When determining the basis for when I begin ownership, I would use the adjusted amounts of all the prior depreciated items. The rentals themselves and all improvements, at their current depreciated value. Add them all together to get a new starting basis for my 27.5 year deprectiation. Right? Or, the FMV, whichever is greater? I assume I would want the higher figure, for depreciation purposes.
Is that what you are saying? |
04-06-2013, 12:10 PM
| Moderator | | Join Date: Oct 2010
Posts: 5,258
| | "When determining the basis for when I begin ownership, I would use the adjusted amounts of all the prior depreciated items."=====>Correct to prevent double depre;simple example; the donor's , basis $100K , $20K taken as depre, then donor's adj basis id $80K, FMV at the time of gift is $90K, then as $90K>$80K, donee's basis is donor's adj basis, $80K, NOT $FMV of $90K; if the fmv is $70K, then the donee's basis for gain is $80K,NOT $70K, but donee's basis for loss is $70K, FMV.

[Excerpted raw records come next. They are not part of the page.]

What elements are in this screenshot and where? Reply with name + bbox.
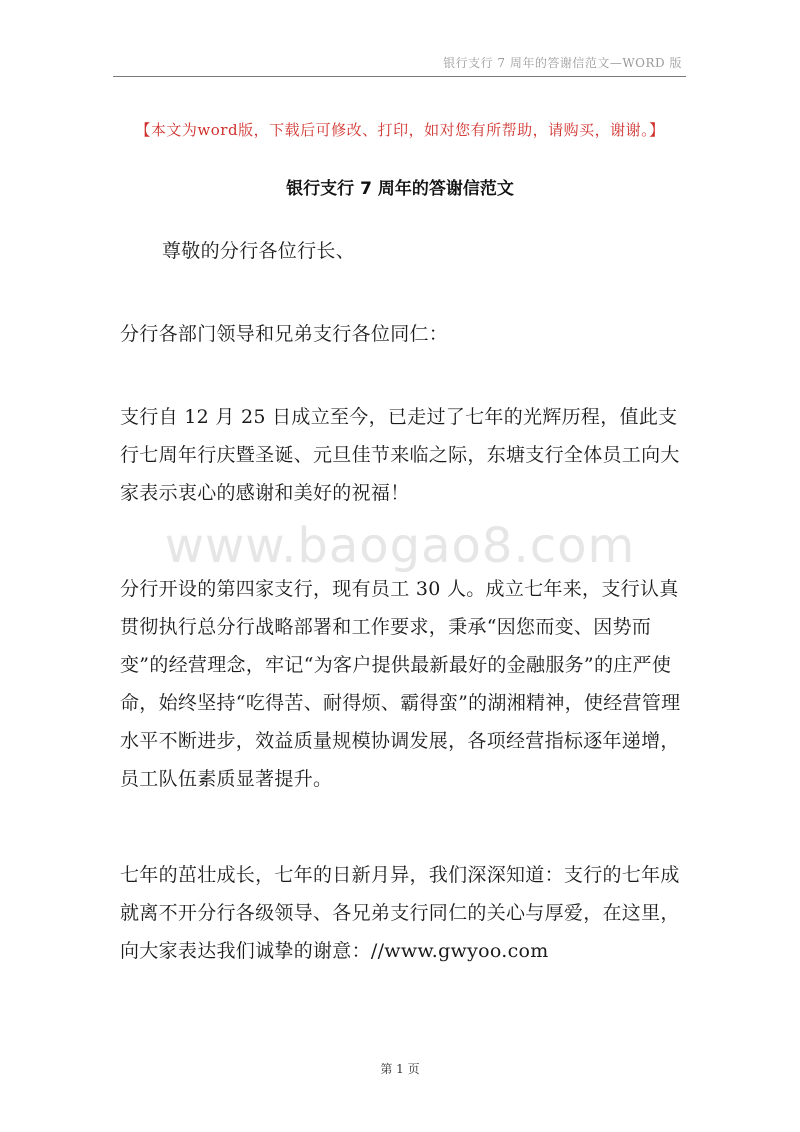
salutation-line-1: 尊敬的分行各位行长、 [162, 240, 356, 262]
body-paragraph-1: 支行自 12 月 25 日成立至今，已走过了七年的光辉历程，值此支行七周年行庆暨圣诞、元旦佳节来临之际，东塘支行全体员工向大家表示衷心的感谢和美好的祝福！ [120, 406, 680, 504]
running-header: 银行支行 7 周年的答谢信范文—WORD 版 [443, 56, 682, 70]
header-divider [113, 76, 686, 77]
purchase-notice: 【本文为word版，下载后可修改、打印，如对您有所帮助，请购买，谢谢。】 [135, 121, 665, 139]
body-paragraph-3: 七年的茁壮成长，七年的日新月异，我们深深知道：支行的七年成就离不开分行各级领导、各兄弟支行同仁的关心与厚爱，在这里，向大家表达我们诚挚的谢意：//www.gwyoo.com [120, 864, 680, 962]
salutation-line-2: 分行各部门领导和兄弟支行各位同仁： [120, 323, 449, 345]
document-title: 银行支行 7 周年的答谢信范文 [286, 179, 514, 199]
watermark: www.baogao8.com [164, 518, 636, 574]
page-number: 第 1 页 [380, 1062, 420, 1076]
body-paragraph-2: 分行开设的第四家支行，现有员工 30 人。成立七年来，支行认真贯彻执行总分行战略部署和工作要求，秉承“因您而变、因势而变”的经营理念，牢记“为客户提供最新最好的金融服务”的庄严使命，始终坚持“吃得苦、耐得烦、霸得蛮”的湖湘精神，使经营管理水平不断进步，效益质量规模协调发展，各项经营指标逐年递增，员工队伍素质显著提升。 [120, 578, 681, 790]
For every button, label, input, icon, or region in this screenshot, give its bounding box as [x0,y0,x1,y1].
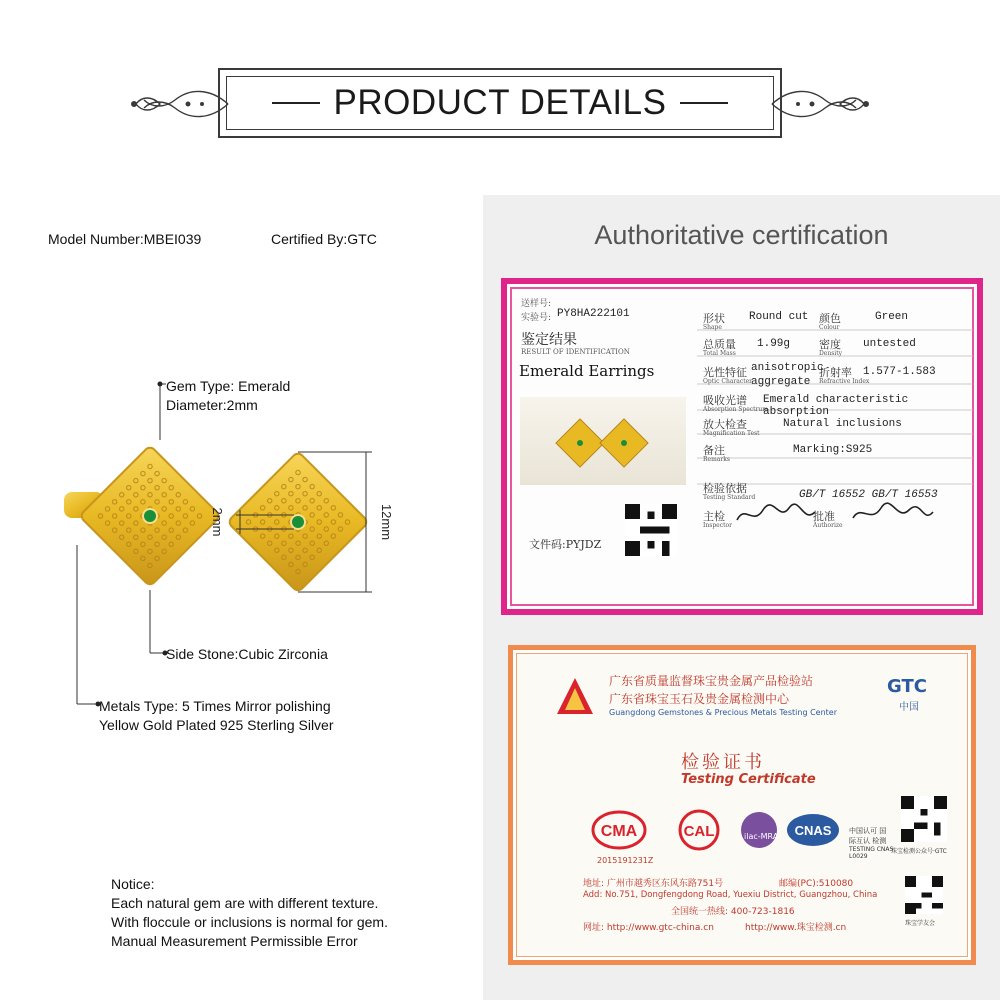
website: 网址: http://www.gtc-china.cn [583,923,714,933]
gtc-mark: GTC [887,676,927,697]
notice-line: Manual Measurement Permissible Error [111,933,358,949]
absorption-value: Emerald characteristic absorption [763,394,909,418]
test-label: 实验号: [521,313,552,323]
remarks-label: 备注 [703,444,725,457]
address-cn: 地址: 广州市越秀区东风东路751号 [583,879,724,889]
org-name-cn-1: 广东省质量监督珠宝贵金属产品检验站 [609,674,814,688]
svg-text:CAL: CAL [683,823,715,840]
standard-label: 检验依据 [703,482,747,495]
earrings-diagram [60,370,400,730]
test-number: PY8HA222101 [557,308,630,320]
svg-text:CNAS: CNAS [794,823,832,838]
remarks-value: Marking:S925 [793,444,873,456]
approver-sub: Authorize [813,522,843,529]
sample-label: 送样号: [521,299,552,309]
hotline: 全国统一热线: 400-723-1816 [671,907,795,917]
colour-label: 颜色 [819,312,841,325]
optic-label: 光性特征 [703,366,747,379]
accreditation-logos [591,806,841,856]
page-title-text: PRODUCT DETAILS [333,83,667,122]
optic-value-1: anisotropic [751,362,824,374]
inspector-label: 主检 [703,510,725,523]
notice-block [111,875,388,951]
optic-value-2: aggregate [751,376,811,388]
colour-sub: Colour [819,324,840,331]
cnas-sub: TESTING CNAS L0029 [849,846,894,860]
signature-icon [733,500,973,530]
svg-text:CMA: CMA [600,823,638,840]
refractive-label: 折射率 [819,366,852,379]
metals-line-2: Yellow Gold Plated 925 Sterling Silver [99,717,334,733]
page-title [226,76,774,130]
website-2: http://www.珠宝检测.cn [745,923,847,933]
remarks-sub: Remarks [703,456,730,463]
shape-label: 形状 [703,312,725,325]
metals-line-1: Metals Type: 5 Times Mirror polishing [99,698,331,714]
certified-by: Certified By:GTC [271,231,377,247]
mass-sub: Total Mass [703,350,736,357]
standard-value: GB/T 16552 GB/T 16553 [799,489,938,501]
ilac-logo-icon [741,812,777,848]
inspector-sub: Inspector [703,522,732,529]
density-sub: Density [819,350,843,357]
certificate-photo [520,397,686,485]
magnification-label: 放大检查 [703,418,747,431]
mass-value: 1.99g [757,338,791,350]
result-sub: RESULT OF IDENTIFICATION [521,348,630,356]
shape-value: Round cut [749,311,809,323]
model-number: Model Number:MBEI039 [48,231,202,247]
product-name: Emerald Earrings [519,362,655,380]
gem-type: Gem Type: Emerald [166,378,291,394]
result-label: 鉴定结果 [521,332,577,348]
address-en: Add: No.751, Dongfengdong Road, Yuexiu District, Guangzhou, China [583,890,878,900]
density-label: 密度 [819,338,841,351]
postcode: 邮编(PC):510080 [779,879,854,889]
notice-heading: Notice: [111,876,155,892]
qr-code-icon [625,504,677,556]
notice-line: With floccule or inclusions is normal for gem. [111,914,388,930]
standard-sub: Testing Standard [703,494,756,501]
optic-sub: Optic Character [703,378,753,385]
ornament-left-icon [130,78,230,130]
file-code: 文件码:PYJDZ [529,538,602,551]
earring-right [227,451,368,592]
magnification-value: Natural inclusions [783,418,902,430]
org-name-en: Guangdong Gemstones & Precious Metals Testing Center [609,708,837,717]
gtc-cn: 中国 [899,702,919,713]
ornament-right-icon [770,78,870,130]
ilac-text: ilac-MRA [744,832,779,841]
qr-code-icon [905,876,943,914]
callout-dot [158,382,163,387]
refractive-value: 1.577-1.583 [863,366,936,378]
dim-2mm: 2mm [210,507,225,537]
earring-left [79,445,220,586]
metals-spec [99,697,334,735]
notice-line: Each natural gem are with different texture. [111,895,379,911]
colour-value: Green [875,311,909,323]
certification-title: Authoritative certification [594,220,889,250]
intl-recognition: 中国认可 国际互认 检测 [849,827,887,845]
certificate-en: Testing Certificate [681,772,816,787]
header-banner [130,58,870,148]
magnification-sub: Magnification Test [703,430,760,437]
approver-label: 批准 [813,510,835,523]
gem-spec [166,377,290,415]
refractive-sub: Refractive Index [819,378,870,385]
gem-diameter: Diameter:2mm [166,397,258,413]
certification-panel [483,195,1000,1000]
certificate-cn: 检验证书 [681,752,765,773]
cma-number: 2015191231Z [597,856,654,865]
org-name-cn-2: 广东省珠宝玉石及贵金属检测中心 [609,692,790,706]
absorption-sub: Absorption Spectrum [703,406,768,413]
absorption-label: 吸收光谱 [703,394,747,407]
shape-sub: Shape [703,324,722,331]
gtc-logo-icon [553,676,597,716]
side-stone: Side Stone:Cubic Zirconia [166,646,328,662]
dim-12mm: 12mm [379,503,394,541]
density-value: untested [863,338,916,350]
qr-caption: 珠宝检测公众号·GTC [891,848,947,855]
qr-caption-2: 珠宝学友会 [905,920,936,927]
qr-code-icon [901,796,947,842]
testing-certificate [508,645,976,965]
mass-label: 总质量 [703,338,736,351]
identification-certificate [501,278,983,615]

"The rentals themselves and all improvements, at their current depreciated value. Add them all together to get a new starting basis for my 27.5 year deprectiation. Right? Or, the FMV, whichever is greater?"=========>assume thatyour new basis is $80K and you add new improvements, $20K worth OF DEPRECIABLE IMPRIVEMNTS. wiTh depre life of 27.5 yr, then your new depre basis'd be $100K;$80K(adj basis)+$20K $20k worth.please read above. |
04-06-2013, 01:32 PM
| Junior Member | | Join Date: Apr 2013
Posts: 7
| | Ok....think I understand......I want to depreciate as much as I can, now, so I can continue to reap depreciating benefits, down the road. Thanks. |
04-08-2013, 10:14 AM
| Moderator | | Join Date: Oct 2010
Posts: 5,258
| | "Then, I would start depreciating at year 1 of 27.5, with that grand total?"============>Anew MACRS depreciation period and method applies to you , the donee ,even if the donated property was ACRS property in the donor's hands. thereore, it appears that you need to start with a new 27.5-year depreciation schedule, but using the donor's ,carryover, adjusted basis in the property.ALSO the donor is responsible for reclaiming only the depreciation he took on his tax return
Last edited by Wnhough : 04-08-2013 at 10:24 AM.